Les obligations de la Suisse
Les États signataires de la Déclaration des Nations Unies sur les défenseurs des droits de l'homme - dont la Suisse - se sont engagés à protéger ces personnes dans le monde entier. Il s’agit maintenant de mettre en œuvre ce texte. «Amnesty International demande à la Suisse de rappeler chaque fois que c’est possible aux pays qui restreignent les possibilités d’action de la société civile par des lois répressives, que ces lois sont contraires au droit international et doivent être abolies», a déclaré Alain Bovard, chargé de plaidoyer à la Section suisse d’Amnesty International.
«La Suisse dispose à cet égard de nombreuses possibilités, que ce soit dans les enceintes multilatérales tels que le Conseil des droits de l'homme de l'ONU et le Conseil de l'Europe ou lors de réunions bilatérales, dans les dialogues établis sur les droits humains ou dans la (re-)négociation d'accords de libre-échange.»
la Suisse a souvent plaidé en faveur d'une meilleure protection des défenseurs des droits humains et devrait dès lors traduire ses paroles en actions concrètes sur le terrain.
Dans les instances internationales, la Suisse a souvent plaidé en faveur d'une meilleure protection des défenseurs des droits humains et devrait dès lors traduire ses paroles en actions concrètes sur le terrain. Les lignes directrices concernant la protection des défenseurs des droits de l'homme adoptée en 2013, dotent le Département fédéral des affaires étrangères (DFAE) d'un instrument efficace pour soutenir les organisations indépendantes de défense des droits humains.

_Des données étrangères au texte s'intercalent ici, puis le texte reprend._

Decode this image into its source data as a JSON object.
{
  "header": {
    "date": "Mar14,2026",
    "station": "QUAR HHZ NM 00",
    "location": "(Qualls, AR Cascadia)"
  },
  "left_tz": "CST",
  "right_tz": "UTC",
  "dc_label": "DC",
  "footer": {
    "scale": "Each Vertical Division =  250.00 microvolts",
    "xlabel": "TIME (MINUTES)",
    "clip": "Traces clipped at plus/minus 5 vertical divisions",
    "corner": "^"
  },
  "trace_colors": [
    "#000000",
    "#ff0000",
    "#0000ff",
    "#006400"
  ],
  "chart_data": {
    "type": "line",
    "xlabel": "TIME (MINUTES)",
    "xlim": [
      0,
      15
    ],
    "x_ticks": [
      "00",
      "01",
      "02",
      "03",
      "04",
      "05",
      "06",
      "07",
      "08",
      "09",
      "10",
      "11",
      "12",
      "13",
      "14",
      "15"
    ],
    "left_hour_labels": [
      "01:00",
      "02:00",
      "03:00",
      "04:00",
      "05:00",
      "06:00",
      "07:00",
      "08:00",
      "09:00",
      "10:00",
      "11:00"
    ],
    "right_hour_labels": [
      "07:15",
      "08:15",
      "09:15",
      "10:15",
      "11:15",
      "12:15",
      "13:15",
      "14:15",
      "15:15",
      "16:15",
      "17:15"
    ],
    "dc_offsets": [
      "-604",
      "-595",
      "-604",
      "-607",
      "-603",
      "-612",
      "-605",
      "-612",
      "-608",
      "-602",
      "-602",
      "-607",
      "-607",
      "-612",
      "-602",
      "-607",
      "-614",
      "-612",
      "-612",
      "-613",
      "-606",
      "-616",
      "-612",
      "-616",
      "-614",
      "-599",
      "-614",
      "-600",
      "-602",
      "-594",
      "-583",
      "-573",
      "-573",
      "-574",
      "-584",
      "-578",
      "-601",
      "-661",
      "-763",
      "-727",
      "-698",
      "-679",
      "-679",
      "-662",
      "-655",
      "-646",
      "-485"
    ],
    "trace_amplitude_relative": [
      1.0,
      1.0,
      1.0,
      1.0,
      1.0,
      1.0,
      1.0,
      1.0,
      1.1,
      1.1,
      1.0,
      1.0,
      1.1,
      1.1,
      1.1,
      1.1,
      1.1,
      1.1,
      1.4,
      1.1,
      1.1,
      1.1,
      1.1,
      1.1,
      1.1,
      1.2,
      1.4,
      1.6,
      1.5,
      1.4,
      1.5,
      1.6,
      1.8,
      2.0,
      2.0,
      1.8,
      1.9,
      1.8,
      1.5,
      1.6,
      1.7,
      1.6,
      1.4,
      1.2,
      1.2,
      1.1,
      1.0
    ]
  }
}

Malheureusement, ces lignes directrices ne sont pas encore suffisamment mises en œuvre. En particulier, les missions diplomatiques suisses en Hongrie, en Russie, en Chine et en Iran pourraient devenir plus actives. Elles pourraient par exemple exiger d’assurer une présence internationale dans les procès contre les défenseurs des droits humains et un meilleur respect des normes internationales en matière de procès équitables. La Suisse pourrait également adopter une politique plus généreuse en matière d’octroi de visas à des personnes menacées pour leurs activités en faveur des droits humains.